Day 7 - As the church enters the rest of Christ through the cross, the man and his bride are fruitful and multuiplying. The bride is a virgin bride whoi is fruitful by the fruit of the Spirit, and multiplies through teaching and discipleship.

This layer of the 'fractal' nature of scripture is the fourth layer. The first layer is the unity of the whole Bible, the second is the division between Old and New covenants, the third layer reveals the portions of scripture written by each of the persons of the Godhead.

Genesis is the book of the Father, where the Father says "Look at my Son". The story of Israel is a two part story by the Son who tells in great detail how he loves, woos, and works for his bride, and how she breaks his heart. The New Testament is the two-part story of the Holy Ghost saying "Here comes the bridegroom, and see the marriage of the lamb and their fruitfulness.
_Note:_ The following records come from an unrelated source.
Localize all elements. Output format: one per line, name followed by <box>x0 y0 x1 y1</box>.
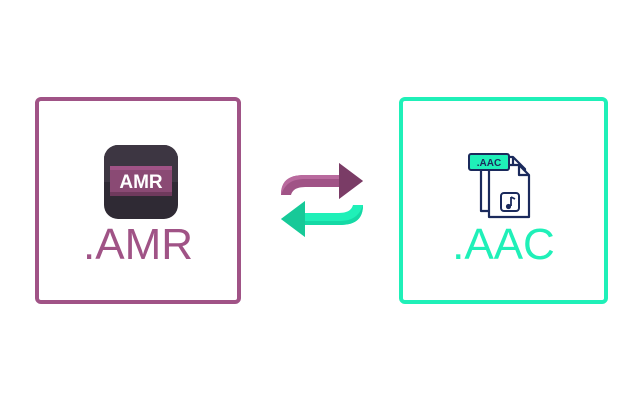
left-arrow-icon <box>281 201 363 237</box>
aac-file-icon: .AAC <box>468 153 531 219</box>
aac-badge-text: .AAC <box>477 158 501 169</box>
right-arrow-icon <box>281 163 363 199</box>
amr-file-icon: AMR <box>104 145 178 219</box>
music-note-icon <box>505 196 516 210</box>
target-format-card: .AAC .AAC <box>399 97 608 304</box>
source-format-card: AMR .AMR <box>35 97 241 304</box>
source-extension-label: .AMR <box>83 220 193 269</box>
amr-badge-text: AMR <box>119 172 163 193</box>
target-extension-label: .AAC <box>452 220 555 269</box>
convert-arrows-icon <box>281 163 363 237</box>
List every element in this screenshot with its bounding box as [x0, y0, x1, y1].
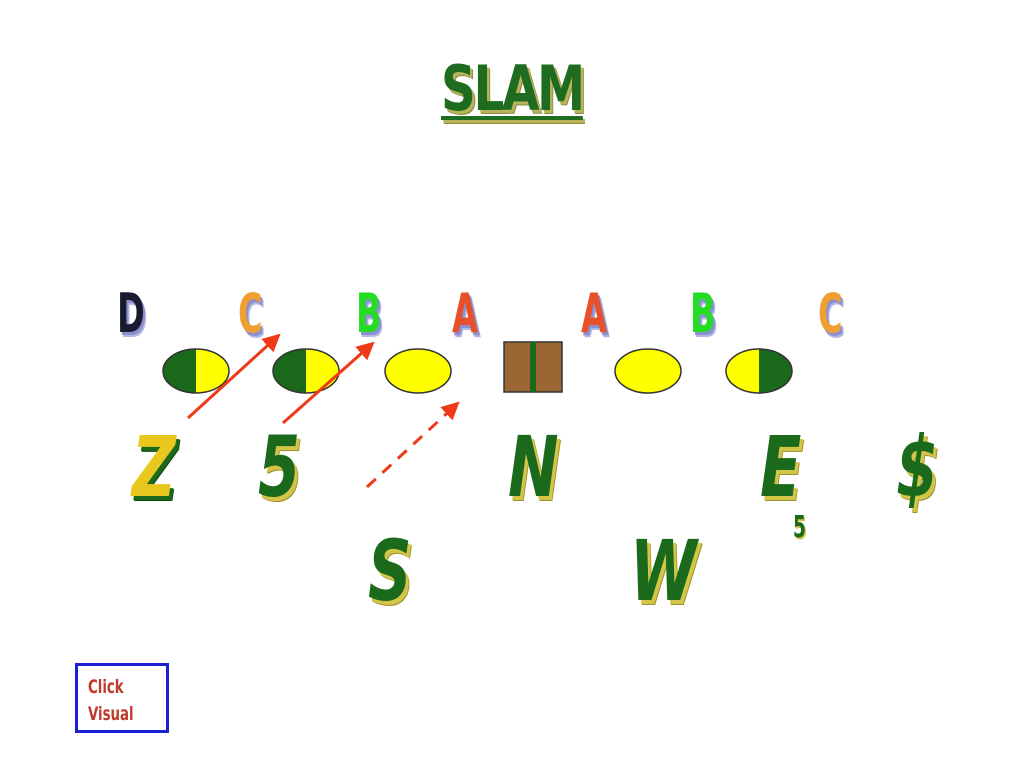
gap-label-d: D: [117, 282, 145, 345]
five-stunt-arrow: [282, 341, 375, 425]
title-text: SLAM: [441, 52, 585, 125]
gap-label-a-right: A: [581, 282, 607, 345]
z-stunt-arrow: [186, 333, 281, 420]
offensive-center: [503, 341, 563, 393]
gap-label-c-right: C: [818, 282, 843, 345]
offensive-lineman-lt: [272, 348, 340, 394]
button-line-2: Visual: [88, 703, 134, 725]
gap-label-b-left: B: [356, 282, 382, 345]
offensive-lineman-rt: [725, 348, 793, 394]
offensive-lineman-rg: [614, 348, 682, 394]
gap-label-c-left: C: [238, 282, 263, 345]
defender-n: N: [508, 418, 559, 516]
defender-five: 5: [258, 418, 301, 516]
gap-label-b-right: B: [690, 282, 716, 345]
s-blitz-arrow: [365, 401, 460, 489]
technique-label: 5: [793, 510, 806, 545]
click-visual-button[interactable]: Click Visual: [75, 663, 169, 733]
defender-w: W: [630, 522, 697, 620]
defender-s: S: [368, 522, 412, 620]
defender-z: Z: [132, 418, 176, 516]
defender-e: E: [760, 418, 802, 516]
button-line-1: Click: [88, 676, 124, 698]
defender-dollar: $: [896, 418, 939, 516]
offensive-lineman-lg: [384, 348, 452, 394]
page-title: SLAM: [0, 52, 1024, 125]
gap-label-a-left: A: [452, 282, 478, 345]
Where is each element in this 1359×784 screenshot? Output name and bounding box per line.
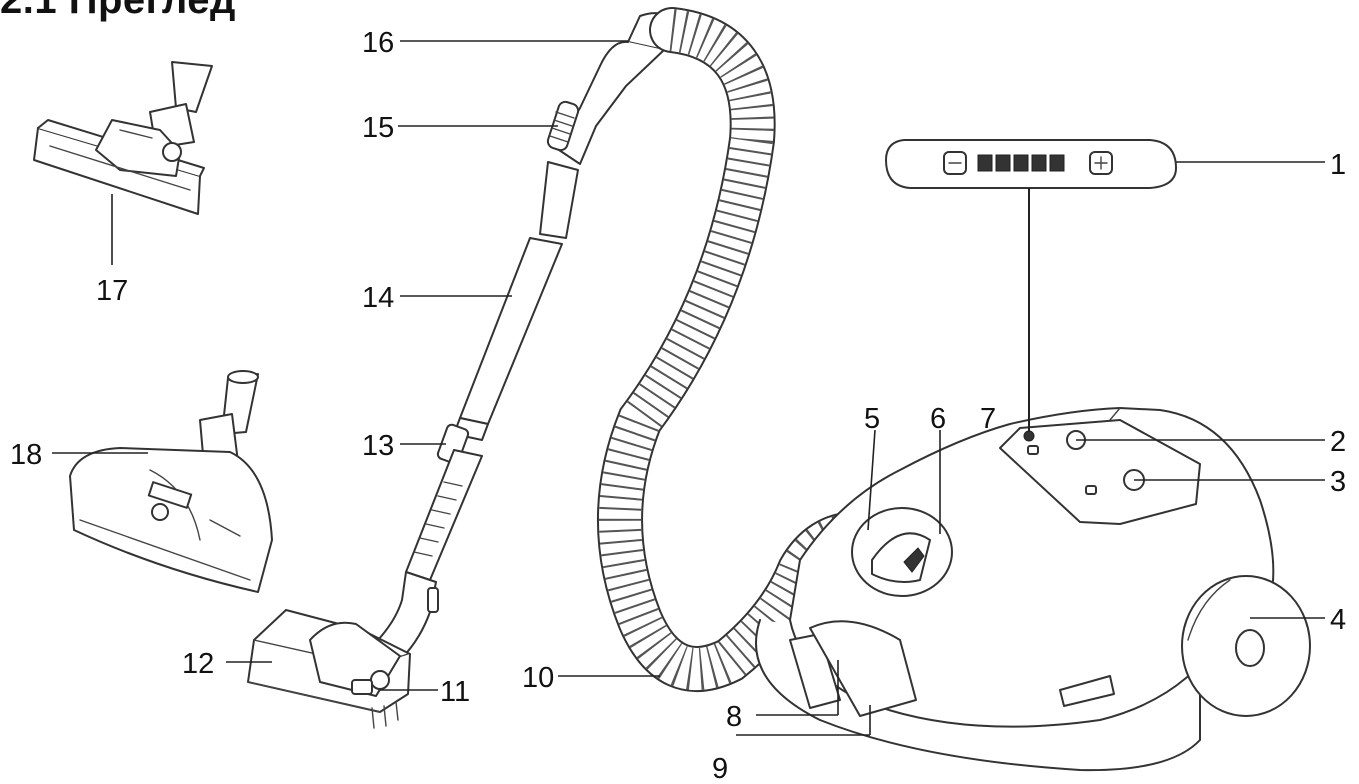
part-label-15: 15 (362, 112, 394, 144)
part-label-3: 3 (1330, 466, 1346, 498)
part-label-12: 12 (182, 648, 214, 680)
page-title: 2.1 Преглед (0, 0, 236, 22)
part-label-5: 5 (864, 403, 880, 435)
part-label-2: 2 (1330, 426, 1346, 458)
vacuum-body-drawing (755, 407, 1311, 772)
part-label-13: 13 (362, 430, 394, 462)
turbo-brush-drawing (69, 370, 273, 593)
part-label-11: 11 (440, 676, 470, 708)
tube-and-handle-drawing (377, 12, 677, 661)
part-label-8: 8 (726, 701, 742, 733)
part-label-4: 4 (1330, 604, 1346, 636)
part-label-18: 18 (10, 439, 42, 471)
leader-lines (52, 40, 1325, 736)
floor-nozzle-drawing (247, 609, 411, 729)
part-label-7: 7 (980, 403, 996, 435)
part-labels: 1 2 3 4 5 6 7 8 9 10 11 12 13 14 15 16 1… (10, 27, 1346, 784)
part-label-10: 10 (522, 662, 554, 694)
part-label-1: 1 (1330, 149, 1346, 181)
part-label-16: 16 (362, 27, 394, 59)
control-panel-drawing (885, 139, 1177, 432)
part-label-9: 9 (712, 753, 728, 784)
part-label-17: 17 (96, 275, 128, 307)
parquet-nozzle-drawing (33, 61, 213, 215)
part-label-14: 14 (362, 282, 394, 314)
part-label-6: 6 (930, 403, 946, 435)
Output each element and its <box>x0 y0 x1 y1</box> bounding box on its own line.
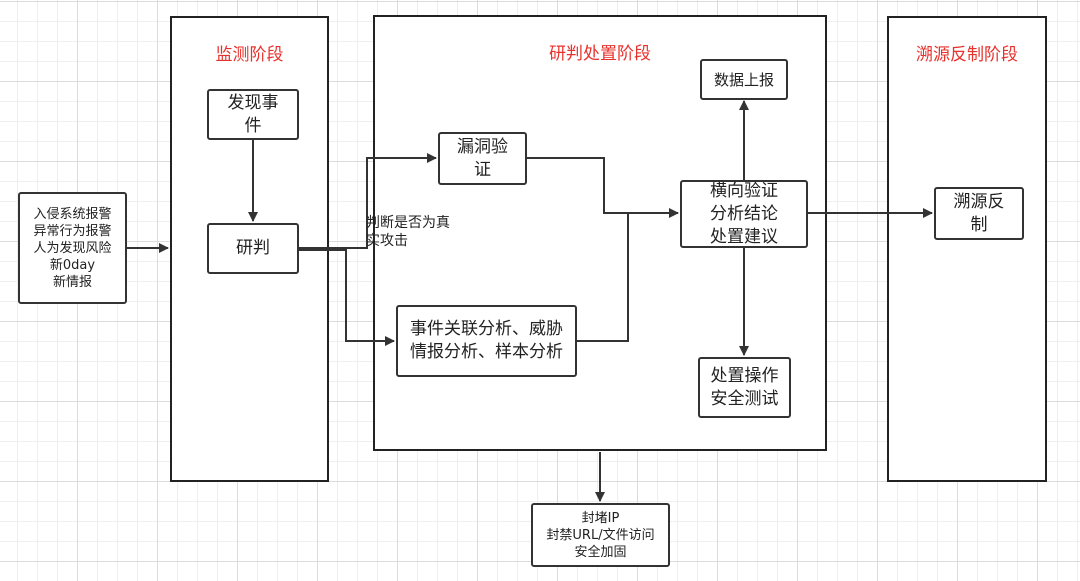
vuln-verify-box: 漏洞验 证 <box>438 132 527 185</box>
arrow-judge-to-vuln <box>299 153 437 249</box>
arrow-vuln-to-lateral <box>527 157 679 218</box>
operate-test-box: 处置操作 安全测试 <box>698 357 791 418</box>
attack-judgment-label: 判断是否为真 实攻击 <box>366 215 450 249</box>
trace-stage-title: 溯源反制阶段 <box>916 45 1018 65</box>
arrow-correlate-to-lateral <box>577 213 629 342</box>
input-sources-box: 入侵系统报警 异常行为报警 人为发现风险 新0day 新情报 <box>18 192 127 304</box>
judge-box: 研判 <box>207 223 299 274</box>
data-report-box: 数据上报 <box>700 59 788 100</box>
arrow-judge-to-correlate <box>299 249 395 346</box>
analyze-stage-title: 研判处置阶段 <box>549 44 651 64</box>
block-actions-box: 封堵IP 封禁URL/文件访问 安全加固 <box>531 503 670 567</box>
discover-event-box: 发现事 件 <box>207 89 299 140</box>
trace-stage: 溯源反制阶段 <box>887 16 1047 482</box>
correlate-analysis-box: 事件关联分析、威胁 情报分析、样本分析 <box>396 305 577 377</box>
trace-counter-box: 溯源反 制 <box>934 187 1024 240</box>
monitor-stage-title: 监测阶段 <box>215 45 284 65</box>
lateral-verify-box: 横向验证 分析结论 处置建议 <box>680 180 808 248</box>
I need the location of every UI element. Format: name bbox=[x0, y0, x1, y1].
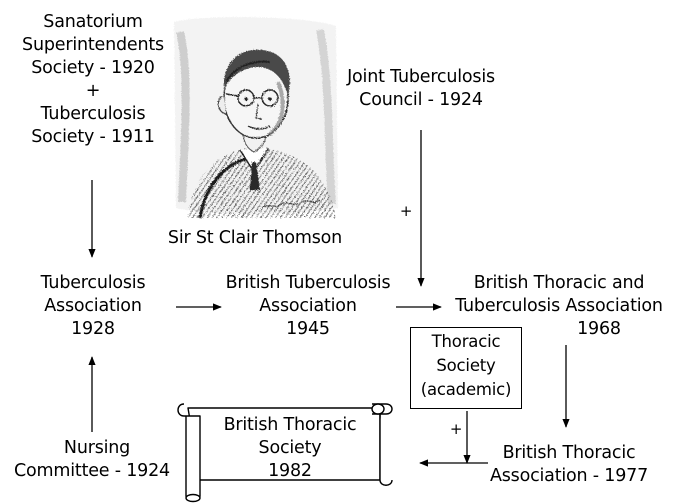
node-line: Society bbox=[258, 438, 322, 458]
node-line: Society - 1911 bbox=[31, 127, 155, 147]
node-line: Sanatorium bbox=[43, 12, 143, 32]
node-line: Council - 1924 bbox=[359, 90, 483, 110]
node-line: Superintendents bbox=[22, 35, 164, 55]
node-british-thoracic-society: British Thoracic Society 1982 bbox=[200, 414, 380, 483]
node-joint-tuberculosis-council: Joint Tuberculosis Council - 1924 bbox=[331, 66, 511, 112]
node-line: (academic) bbox=[420, 380, 512, 399]
node-line: Association - 1977 bbox=[489, 466, 649, 486]
node-line: British Thoracic bbox=[502, 443, 636, 463]
node-line: Joint Tuberculosis bbox=[347, 67, 495, 87]
node-tuberculosis-association: Tuberculosis Association 1928 bbox=[20, 272, 166, 341]
node-line: Nursing bbox=[63, 438, 131, 458]
node-line: British Thoracic bbox=[223, 415, 357, 435]
node-nursing-committee: Nursing Committee - 1924 bbox=[4, 437, 180, 483]
node-line: 1968 bbox=[577, 319, 621, 339]
node-sanatorium-tuberculosis-society: Sanatorium Superintendents Society - 192… bbox=[16, 11, 170, 149]
node-british-tuberculosis-association: British Tuberculosis Association 1945 bbox=[218, 272, 398, 341]
portrait-caption: Sir St Clair Thomson bbox=[167, 228, 343, 248]
node-thoracic-society: Thoracic Society (academic) bbox=[410, 330, 522, 402]
node-british-thoracic-association: British Thoracic Association - 1977 bbox=[474, 442, 664, 488]
node-line: British Tuberculosis bbox=[225, 273, 391, 293]
node-line: 1928 bbox=[71, 319, 115, 339]
node-line: Tuberculosis Association bbox=[455, 296, 663, 316]
node-line: Association bbox=[259, 296, 357, 316]
node-line: 1982 bbox=[268, 461, 312, 481]
node-line: 1945 bbox=[286, 319, 330, 339]
plus-sign-lower: + bbox=[449, 420, 463, 438]
node-thoracic-society-box bbox=[410, 327, 522, 409]
node-line: Tuberculosis bbox=[40, 273, 146, 293]
plus-sign-upper: + bbox=[399, 202, 413, 220]
node-line: + bbox=[85, 81, 101, 101]
node-line: Society bbox=[436, 356, 496, 375]
node-line: British Thoracic and bbox=[473, 273, 645, 293]
node-line: Society - 1920 bbox=[31, 58, 155, 78]
node-line: Committee - 1924 bbox=[14, 461, 170, 481]
node-line: Thoracic bbox=[431, 332, 501, 351]
node-line: Association bbox=[44, 296, 142, 316]
node-british-thoracic-and-tuberculosis-association: British Thoracic and Tuberculosis Associ… bbox=[445, 272, 673, 341]
node-line: Tuberculosis bbox=[40, 104, 146, 124]
portrait-sketch bbox=[174, 17, 338, 219]
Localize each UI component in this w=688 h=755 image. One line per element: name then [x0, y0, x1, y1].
This fourth layer (the layer of the days of Genesis 1) divides the history of man into seven section, each being a picture of Christ. Each of these sections divides into vignettes of Christ, and they each divide into smaller pictures down to the yud and vav's (the strokes) making up the individual letters of the alphabet. (BTW jot = iota which is derived from yod. The tittle is a horn. Symbolically the horn is blown at the beginning of a declaration. It distinguished what follows... just like the vav.)

You don't need to tell me that it sounds crazy. I know it does. It needs to be observed. Do with these observations what you wish.